- Kategori
- Güncel
Uçurumların ayırdığı hayatlar

Kolları yoktu. Elleri omuzlarına dikilmiş ama belki de doğuştan öyle...bilemiyorum. Otobüsün camından baktım baktım...bakakaldım. Otuzlu yaşlarda olmalı konuşurken yüzünde belli belirsiz bir gülümseme de var. Omuzlarına iliştirilmiş ellerinin ucunda kağıt mendil paketleri var. Kağıt mendil satıyor bu genç adam. Sonra biraz daha ileriye doğru yürüdü. Otobüsün camı daha fazla izin vermedi onu izlememe. Anlattığım bu manzara İstanbul Esenler Otogar’da yaşandı. Büyük bir fakirlik, zorluk akıyor insanlara bakınca. Moral bozucu aslında.

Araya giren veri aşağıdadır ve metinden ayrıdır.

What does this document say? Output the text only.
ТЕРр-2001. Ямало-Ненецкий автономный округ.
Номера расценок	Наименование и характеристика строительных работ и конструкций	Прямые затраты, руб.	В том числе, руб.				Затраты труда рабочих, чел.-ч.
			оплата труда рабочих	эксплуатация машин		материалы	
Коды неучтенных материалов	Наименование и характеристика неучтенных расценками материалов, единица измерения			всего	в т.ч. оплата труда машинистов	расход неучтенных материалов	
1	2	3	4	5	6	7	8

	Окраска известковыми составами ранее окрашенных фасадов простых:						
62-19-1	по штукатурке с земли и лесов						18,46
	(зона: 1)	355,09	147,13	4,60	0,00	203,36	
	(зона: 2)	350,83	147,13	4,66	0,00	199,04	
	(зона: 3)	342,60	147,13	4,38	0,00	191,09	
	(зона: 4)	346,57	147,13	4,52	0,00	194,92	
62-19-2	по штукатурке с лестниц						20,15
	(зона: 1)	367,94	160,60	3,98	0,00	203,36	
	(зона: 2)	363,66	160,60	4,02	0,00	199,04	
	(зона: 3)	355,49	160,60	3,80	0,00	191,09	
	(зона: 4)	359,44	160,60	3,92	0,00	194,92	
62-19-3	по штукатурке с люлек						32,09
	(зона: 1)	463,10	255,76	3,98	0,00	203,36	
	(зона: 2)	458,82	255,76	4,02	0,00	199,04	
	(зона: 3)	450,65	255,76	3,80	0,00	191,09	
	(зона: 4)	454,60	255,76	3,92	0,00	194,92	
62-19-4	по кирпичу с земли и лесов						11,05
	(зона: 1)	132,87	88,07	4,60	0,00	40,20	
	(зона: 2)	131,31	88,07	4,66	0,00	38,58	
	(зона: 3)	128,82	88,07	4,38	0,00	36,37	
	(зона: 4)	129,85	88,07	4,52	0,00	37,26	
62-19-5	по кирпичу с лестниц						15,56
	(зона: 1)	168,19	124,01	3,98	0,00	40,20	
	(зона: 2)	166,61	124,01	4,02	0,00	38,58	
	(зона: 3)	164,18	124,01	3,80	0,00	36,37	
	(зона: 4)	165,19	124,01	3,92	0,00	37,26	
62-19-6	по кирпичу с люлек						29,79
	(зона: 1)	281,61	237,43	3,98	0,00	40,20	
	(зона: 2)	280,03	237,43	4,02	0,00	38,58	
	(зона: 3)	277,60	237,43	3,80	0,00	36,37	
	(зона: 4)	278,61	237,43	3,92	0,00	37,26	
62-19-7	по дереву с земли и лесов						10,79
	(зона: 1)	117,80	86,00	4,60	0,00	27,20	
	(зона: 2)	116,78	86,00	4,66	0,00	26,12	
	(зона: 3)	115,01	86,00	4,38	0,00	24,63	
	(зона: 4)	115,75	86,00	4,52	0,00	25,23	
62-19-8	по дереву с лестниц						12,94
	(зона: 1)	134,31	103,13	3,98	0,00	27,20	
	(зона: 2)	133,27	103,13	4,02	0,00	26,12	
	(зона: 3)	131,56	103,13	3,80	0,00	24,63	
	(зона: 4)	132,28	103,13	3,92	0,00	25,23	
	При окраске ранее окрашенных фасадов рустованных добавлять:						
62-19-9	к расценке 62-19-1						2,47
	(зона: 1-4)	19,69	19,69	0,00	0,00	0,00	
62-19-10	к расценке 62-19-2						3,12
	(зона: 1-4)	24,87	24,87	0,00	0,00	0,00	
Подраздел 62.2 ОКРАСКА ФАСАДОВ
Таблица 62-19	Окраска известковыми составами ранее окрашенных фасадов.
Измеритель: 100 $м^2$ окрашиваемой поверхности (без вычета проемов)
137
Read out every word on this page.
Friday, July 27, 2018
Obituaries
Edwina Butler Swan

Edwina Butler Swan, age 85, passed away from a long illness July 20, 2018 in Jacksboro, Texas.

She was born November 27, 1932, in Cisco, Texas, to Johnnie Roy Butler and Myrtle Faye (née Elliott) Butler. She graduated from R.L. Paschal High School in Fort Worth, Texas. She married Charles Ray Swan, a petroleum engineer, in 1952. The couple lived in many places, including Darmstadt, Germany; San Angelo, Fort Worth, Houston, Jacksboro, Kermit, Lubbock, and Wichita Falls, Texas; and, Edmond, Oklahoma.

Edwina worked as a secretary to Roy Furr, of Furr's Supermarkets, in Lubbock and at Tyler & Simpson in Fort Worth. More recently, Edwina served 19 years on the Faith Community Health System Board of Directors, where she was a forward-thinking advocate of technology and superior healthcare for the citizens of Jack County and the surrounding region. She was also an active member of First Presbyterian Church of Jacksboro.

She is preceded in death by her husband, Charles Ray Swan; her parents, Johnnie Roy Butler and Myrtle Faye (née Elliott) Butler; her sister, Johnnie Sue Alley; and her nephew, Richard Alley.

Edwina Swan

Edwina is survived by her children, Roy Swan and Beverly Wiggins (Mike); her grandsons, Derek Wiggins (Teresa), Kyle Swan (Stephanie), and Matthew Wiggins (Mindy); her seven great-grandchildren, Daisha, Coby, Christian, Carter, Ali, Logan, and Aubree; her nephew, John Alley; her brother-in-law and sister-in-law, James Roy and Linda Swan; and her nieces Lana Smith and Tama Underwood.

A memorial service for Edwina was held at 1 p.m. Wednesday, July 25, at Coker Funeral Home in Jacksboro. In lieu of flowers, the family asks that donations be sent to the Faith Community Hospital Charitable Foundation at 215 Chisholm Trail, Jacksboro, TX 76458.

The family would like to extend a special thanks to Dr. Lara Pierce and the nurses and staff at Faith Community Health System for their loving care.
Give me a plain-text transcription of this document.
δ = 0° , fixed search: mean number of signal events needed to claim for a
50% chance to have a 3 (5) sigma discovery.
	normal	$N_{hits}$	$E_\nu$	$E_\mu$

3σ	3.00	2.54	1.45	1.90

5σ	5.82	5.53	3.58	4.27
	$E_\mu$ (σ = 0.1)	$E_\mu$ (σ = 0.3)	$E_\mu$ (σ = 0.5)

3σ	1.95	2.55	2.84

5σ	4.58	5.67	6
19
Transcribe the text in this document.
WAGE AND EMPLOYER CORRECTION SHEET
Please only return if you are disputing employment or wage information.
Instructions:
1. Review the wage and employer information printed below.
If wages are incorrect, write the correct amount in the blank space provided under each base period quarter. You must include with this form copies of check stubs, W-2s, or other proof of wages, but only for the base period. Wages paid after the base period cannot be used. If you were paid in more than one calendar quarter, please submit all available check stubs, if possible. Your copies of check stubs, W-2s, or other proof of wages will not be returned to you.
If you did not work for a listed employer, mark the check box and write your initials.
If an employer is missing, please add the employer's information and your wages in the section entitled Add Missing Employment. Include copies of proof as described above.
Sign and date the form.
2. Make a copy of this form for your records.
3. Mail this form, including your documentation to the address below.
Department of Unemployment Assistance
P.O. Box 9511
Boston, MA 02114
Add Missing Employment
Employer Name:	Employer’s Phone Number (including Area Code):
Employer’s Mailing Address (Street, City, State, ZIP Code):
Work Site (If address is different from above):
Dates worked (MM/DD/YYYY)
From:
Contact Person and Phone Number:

Bu ara dolaşmaktan epey bir yoruldum. Dolayısı ile MB’ye dahi giremez oldum. Akşamları eve gelince oturup yazamadım bile, hem de o kadar çok istememe rağmen.
Esenler’ler de anlatmaya çalıştığım manzaranın iki saat öncesine gidelim. Bu sefer ki mekanda ise bir takım abiler ablalar en şık elbiseleriyle ve en ezici (!) bakışlarıyla etrafı süzüyorlar. Pek bir beğenmişlik ile hem de. Bu sefer ki yer İstinye Park Alışveriş Merkezi.
Harika bir yer.
Açıkçası bu kadar modern ve güzel tasarımlı alışveriş merkezlerini New York ya da Boston’da dahi görmedim.
Ama bunun önemi yok.
Önemli olan ülkemizde iki büyük uçurumun olduğudur. Elleri omuzlarına iliştirilmiş kağıt mendilci genc adam ile lüks mekanlarda etrafı baygın bakışlarla süzen abiler, ablalar.
Elbette her kesimden insan olacak ülkede ama böylesine ekonomik uçurumların ayırdığı hayatlar bu kadar keskin olmamalıydı diye düşünüyorum. Ve kimse kimsenin de umurunda değil bu daha da korkutucu.